Erstellt am 26. Januar 2016, 06:18

von Michaela Fleck-Regenfelder

„Alles wird besser!“. Aus dem Waldviertel kommt Österreichs bester Spielfilm 2016, „Ich seh Ich seh“. Und aus Mödling Österreichs bester Nebendarsteller, Christopher Schärf.

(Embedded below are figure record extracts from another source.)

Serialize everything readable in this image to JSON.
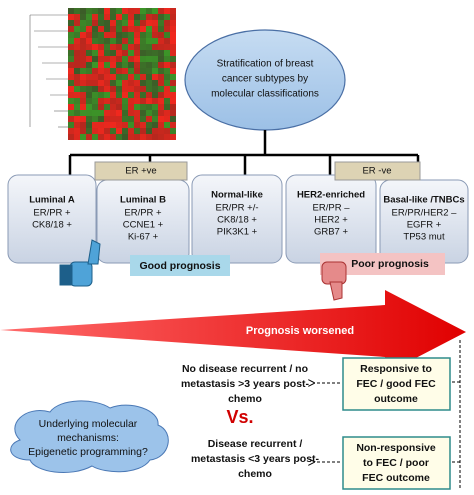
{
  "header": {
    "lines": [
      "Stratification of breast",
      "cancer subtypes by",
      "molecular classifications"
    ]
  },
  "er_labels": [
    "ER +ve",
    "ER -ve"
  ],
  "subtypes": [
    {
      "name": "Luminal A",
      "markers": [
        "ER/PR +",
        "CK8/18 +"
      ]
    },
    {
      "name": "Luminal B",
      "markers": [
        "ER/PR +",
        "CCNE1 +",
        "Ki-67 +"
      ]
    },
    {
      "name": "Normal-like",
      "markers": [
        "ER/PR +/-",
        "CK8/18 +",
        "PIK3K1 +"
      ]
    },
    {
      "name": "HER2-enriched",
      "markers": [
        "ER/PR –",
        "HER2 +",
        "GRB7 +"
      ]
    },
    {
      "name": "Basal-like  /TNBCs",
      "markers": [
        "ER/PR/HER2 –",
        "EGFR +",
        "TP53 mut"
      ]
    }
  ],
  "prognosis": {
    "good": "Good prognosis",
    "poor": "Poor prognosis",
    "arrow": "Prognosis worsened"
  },
  "outcomes": {
    "good": {
      "lines": [
        "No disease recurrent / no",
        "metastasis >3 years post-",
        "chemo"
      ]
    },
    "poor": {
      "lines": [
        "Disease recurrent /",
        "metastasis <3 years post-",
        "chemo"
      ]
    },
    "vs": "Vs."
  },
  "responses": {
    "good": {
      "lines": [
        "Responsive to",
        "FEC / good FEC",
        "outcome"
      ]
    },
    "poor": {
      "lines": [
        "Non-responsive",
        "to FEC / poor",
        "FEC outcome"
      ]
    }
  },
  "cloud": {
    "lines": [
      "Underlying molecular",
      "mechanisms:",
      "Epigenetic programming?"
    ]
  }
}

Abräumer und Einsteiger: Fünf Filmpreise gab es bei Österreichs Filmpreisgala für den von Ulrich Seidl (ganz links) produzierten und von Veronika Franz & Severin Fiala gedrehten Thriller »Ich seh Ich seh«, den ersten Filmpreis in der neuen Kategorie Beste Nebenrolle für Christopher Schärf (2. von links) in »Einer von uns«.  |  NOEN, Erich Marschik
Alle waren nicht dabei, als Österreichs Filmakademie zum sechsten Mal ihre Filmpreise vergab. Produzent Josef Aichholzer war krank. Film-Star Karl Markovics ließ grüßen. Und Neo-Regisseur Josef Hader steckte am Ötscher im Schnee – beim Dreh zu seiner „Wilden Maus“. Alle anderen waren vergangenen Mittwoch nach Grafenegg gekommen, um das „gar nicht mehr so zarte Pflänzchen österreichischer Film“, so Filmakademie-Präsident Stefan Ruzowitzky, zu feiern – die, die Filme machen, die sich laut Filmakademie-Präsidentin Ursula Strauss „Herz und Kopf zerbrechen“ und die sich bei aller Vielfalt in einem treffen: „in der Suche nach dem aufrechten Moment“.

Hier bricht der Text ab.